I'm awaiting the re-realese of VII. It was an awesome story but I hated what happened to Aeris (Aerith? I rename mine so I forget.). And I was pretty mad at the thief girl. I liked the materia system though and LOVED the skiing game.
The skiiing minigame was awesome. Better than most of the contemporary PS1 snowboarding games. But don't hold your breath on that re-release. Square-Enix still hasn't fully learned its lesson from
FFXV that it needs to focus on making good games rather than profitable graphics engines.
XII would have been better without the depth of politics. I actually liked the bounty hunts on that one. That and I was traumatized by running into a t-Rex in a sandstorm early on the first time I played it. The graphics were nice though. Except I got tired of watching the bunny-girl from behind ... The gambit system was TOO automatic really - just sit back and watch your characters fight if you want.
I like the gambit system, I like the politics. I just don't think that should have been in a main, numbered entry in the series. Square-Enix just seems more and more intent these days on letting the game play itself, and that's not what
Final Fantasy is about.
Final Fantasy is about
Wizardry meets
Dragon Quest. It's about strategizing your combination of spells and attacks with each of the characters.
I played XV and it was ok but didn't feel at all like a FF.
I
did at least like the setting and story. That felt like
Final Fantasy.
I'd like to see VIII re-released too. With improved graphics it would be even better. I liked the story and the leveling system.
I have a love-hate relationship with it. The leveling system is neat in theory, but broken in execution. Part of the charm of a
FF game to me is that you can go to the old areas of the world map and brush aside the random encounters like they're flies.
I found the earlier ones to be even harder. I'm partway through a game of V (put on hold when I moved and never picked it back up).
I really like V. I think it's the weakest one of the SNES era, but it has a very unique feel for the series. It's more focused on having fun than on spinning melodrama, and it gives you a crazy variety of transportation options. I think that part of its charm is also that when I first played it, it hadn't been released in North America yet. So it was this exotic, forbidden fruit that Japan thought Americans were too dumb to enjoy.

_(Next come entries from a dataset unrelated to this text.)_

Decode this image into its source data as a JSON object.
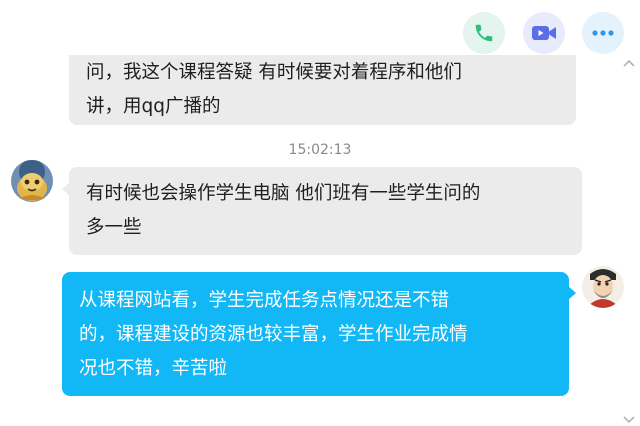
{
  "toolbar": {
    "call_icon": "phone-icon",
    "video_icon": "video-camera-icon",
    "more_icon": "more-dots-icon",
    "call_color": "#2dbe7c",
    "video_color": "#5b6ee8",
    "more_color": "#2f97e8"
  },
  "messages": [
    {
      "direction": "incoming",
      "lines": [
        "问，我这个课程答疑 有时候要对着程序和他们",
        "讲，用qq广播的"
      ]
    },
    {
      "direction": "incoming",
      "lines": [
        "有时候也会操作学生电脑 他们班有一些学生问的",
        "多一些"
      ]
    },
    {
      "direction": "outgoing",
      "lines": [
        "从课程网站看，学生完成任务点情况还是不错",
        "的，课程建设的资源也较丰富，学生作业完成情",
        "况也不错，辛苦啦"
      ]
    }
  ],
  "timestamp": "15:02:13",
  "colors": {
    "incoming_bubble": "#ebebeb",
    "outgoing_bubble": "#12b7f5",
    "background": "#ffffff"
  }
}
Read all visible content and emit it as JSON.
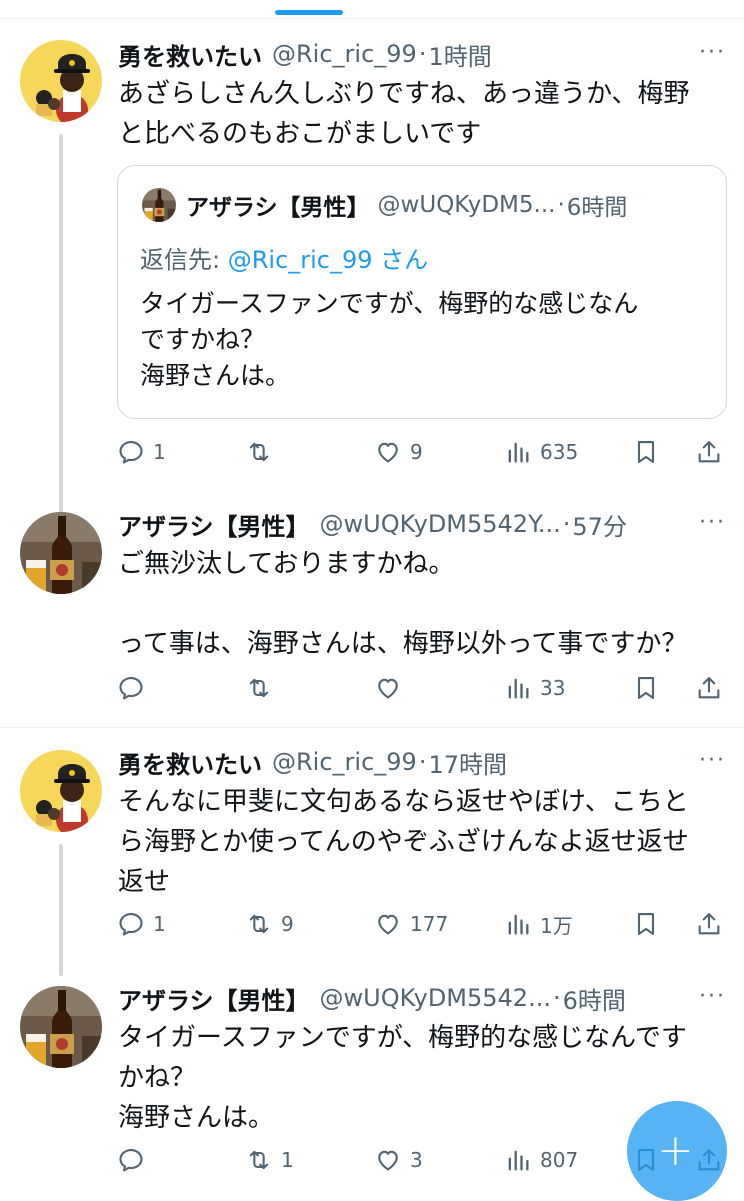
{
  "tweets": [
    {
      "name": "勇を救いたい",
      "handle": "@Ric_ric_99",
      "sep": "·",
      "time": "1時間",
      "more": "···",
      "text": "あざらしさん久しぶりですね、あっ違うか、梅野\nと比べるのもおこがましいです",
      "quote": {
        "name": "アザラシ【男性】",
        "handle": "@wUQKyDM5...",
        "sep": "·",
        "time": "6時間",
        "reply_prefix": "返信先: ",
        "reply_to": "@Ric_ric_99 さん",
        "text": "タイガースファンですが、梅野的な感じなん\nですかね？\n海野さんは。"
      },
      "replies": "1",
      "retweets": "",
      "likes": "9",
      "views": "635"
    },
    {
      "name": "アザラシ【男性】",
      "handle": "@wUQKyDM5542Y...",
      "sep": "·",
      "time": "57分",
      "more": "···",
      "text": "ご無沙汰しておりますかね。\n\nって事は、海野さんは、梅野以外って事ですか？",
      "replies": "",
      "retweets": "",
      "likes": "",
      "views": "33"
    },
    {
      "name": "勇を救いたい",
      "handle": "@Ric_ric_99",
      "sep": "·",
      "time": "17時間",
      "more": "···",
      "text": "そんなに甲斐に文句あるなら返せやぼけ、こちと\nら海野とか使ってんのやぞふざけんなよ返せ返せ\n返せ",
      "replies": "1",
      "retweets": "9",
      "likes": "177",
      "views": "1万"
    },
    {
      "name": "アザラシ【男性】",
      "handle": "@wUQKyDM5542...",
      "sep": "·",
      "time": "6時間",
      "more": "···",
      "text": "タイガースファンですが、梅野的な感じなんです\nかね？\n海野さんは。",
      "replies": "",
      "retweets": "1",
      "likes": "3",
      "views": "807"
    }
  ],
  "fab": {
    "label": "+"
  },
  "colors": {
    "accent": "#1d9bf0",
    "secondary_text": "#536471",
    "border": "#cfd9de"
  },
  "icons": [
    "reply-icon",
    "retweet-icon",
    "like-icon",
    "views-icon",
    "bookmark-icon",
    "share-icon",
    "more-icon"
  ]
}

I have all 3 Xenosaga too. I really like those, though Albedo is just - disturbing - in some of the innuendoes. The characters are strong, IMO, and the story not bad. I wish they would remake them but I guess interest in those died. Used copies of the games (especially 3) are pricey I notice. I have to keep my PS2 working - I don't want to lose that series forever.
Well, they changed so much with Episode II that it turned off a lot of people who would have enjoyed III. Nintendo bought out the company, and they've been making the
Xenoblade Chronicles games, which are pretty good, but they suffer from being collect-a-thons where you get so distracted in the sidequests that you forget what's going on in the main story. I think
Xenosaga would look FANTASTIC if they ported it to the 3DS.

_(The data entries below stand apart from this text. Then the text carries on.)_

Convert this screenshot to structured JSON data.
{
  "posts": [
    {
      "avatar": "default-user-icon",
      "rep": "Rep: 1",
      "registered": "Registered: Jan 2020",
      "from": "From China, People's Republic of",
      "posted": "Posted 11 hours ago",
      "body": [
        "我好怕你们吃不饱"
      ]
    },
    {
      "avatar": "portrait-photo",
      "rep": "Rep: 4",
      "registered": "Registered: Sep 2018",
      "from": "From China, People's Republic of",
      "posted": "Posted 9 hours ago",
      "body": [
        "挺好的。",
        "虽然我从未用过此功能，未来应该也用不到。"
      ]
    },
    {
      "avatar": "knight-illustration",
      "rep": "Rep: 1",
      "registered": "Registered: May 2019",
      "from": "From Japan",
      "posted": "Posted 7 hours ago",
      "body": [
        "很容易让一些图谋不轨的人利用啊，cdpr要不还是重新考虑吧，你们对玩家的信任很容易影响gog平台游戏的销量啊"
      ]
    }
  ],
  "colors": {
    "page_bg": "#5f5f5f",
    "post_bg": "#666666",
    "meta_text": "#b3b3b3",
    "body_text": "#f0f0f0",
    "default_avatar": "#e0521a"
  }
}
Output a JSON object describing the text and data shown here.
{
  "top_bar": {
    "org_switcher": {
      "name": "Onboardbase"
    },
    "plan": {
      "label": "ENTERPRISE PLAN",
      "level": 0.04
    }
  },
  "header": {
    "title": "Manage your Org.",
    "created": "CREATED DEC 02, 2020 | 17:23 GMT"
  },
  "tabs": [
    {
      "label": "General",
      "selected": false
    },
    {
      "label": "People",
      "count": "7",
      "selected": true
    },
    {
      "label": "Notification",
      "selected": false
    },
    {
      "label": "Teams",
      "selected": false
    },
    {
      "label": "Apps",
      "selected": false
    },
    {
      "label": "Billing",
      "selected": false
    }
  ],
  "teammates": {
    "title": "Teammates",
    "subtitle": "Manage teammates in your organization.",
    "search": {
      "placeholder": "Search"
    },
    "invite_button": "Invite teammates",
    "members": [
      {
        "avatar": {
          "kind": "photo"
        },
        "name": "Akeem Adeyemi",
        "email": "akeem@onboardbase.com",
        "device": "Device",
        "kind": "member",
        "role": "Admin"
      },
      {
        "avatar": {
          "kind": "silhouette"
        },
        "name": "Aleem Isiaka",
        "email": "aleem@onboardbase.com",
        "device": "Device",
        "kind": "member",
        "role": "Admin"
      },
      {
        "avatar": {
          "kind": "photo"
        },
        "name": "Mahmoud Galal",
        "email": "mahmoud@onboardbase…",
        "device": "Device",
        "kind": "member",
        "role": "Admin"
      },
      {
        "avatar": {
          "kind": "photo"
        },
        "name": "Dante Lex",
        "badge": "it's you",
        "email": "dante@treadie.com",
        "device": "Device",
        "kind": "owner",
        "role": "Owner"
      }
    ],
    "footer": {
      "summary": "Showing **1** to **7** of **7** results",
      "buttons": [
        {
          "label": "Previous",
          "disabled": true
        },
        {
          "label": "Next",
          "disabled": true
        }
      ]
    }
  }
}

I haven't found much of interest after all that.
Try
Star Ocean: The Last Hope. It's not award-winning by any means; Enix always was a mediocre second fiddle to Square. However, these days it's the closest you can get to the classic
Final Fantasy experience besides
Lost Odyssey and
Blue Dragon, which you should also check out.
Blue Dragon is basically
FFV meets
Chrono Trigger, and
Lost Odyssey is
FFVI meets
FFX. Both games are made by Hironobu Sakaguchi, the original creator of
FF. Another game his offshoot company made
The Last Story, which is a strategy action RPG feels a lot like some of the side series that defined Squaresoft through the golden years of the PlayStation. It's not
Final Fantasy, but it IS a quality game.
...Shadow of the Collosus which seemed pretty pointless as far as I could get in a day. What fun is a world with no characters or even many creatures except a half-dozen enemies and edible lizards?
Art design, mostly. And the puzzle of the boss creatures. But yeah, I wish there were more than that.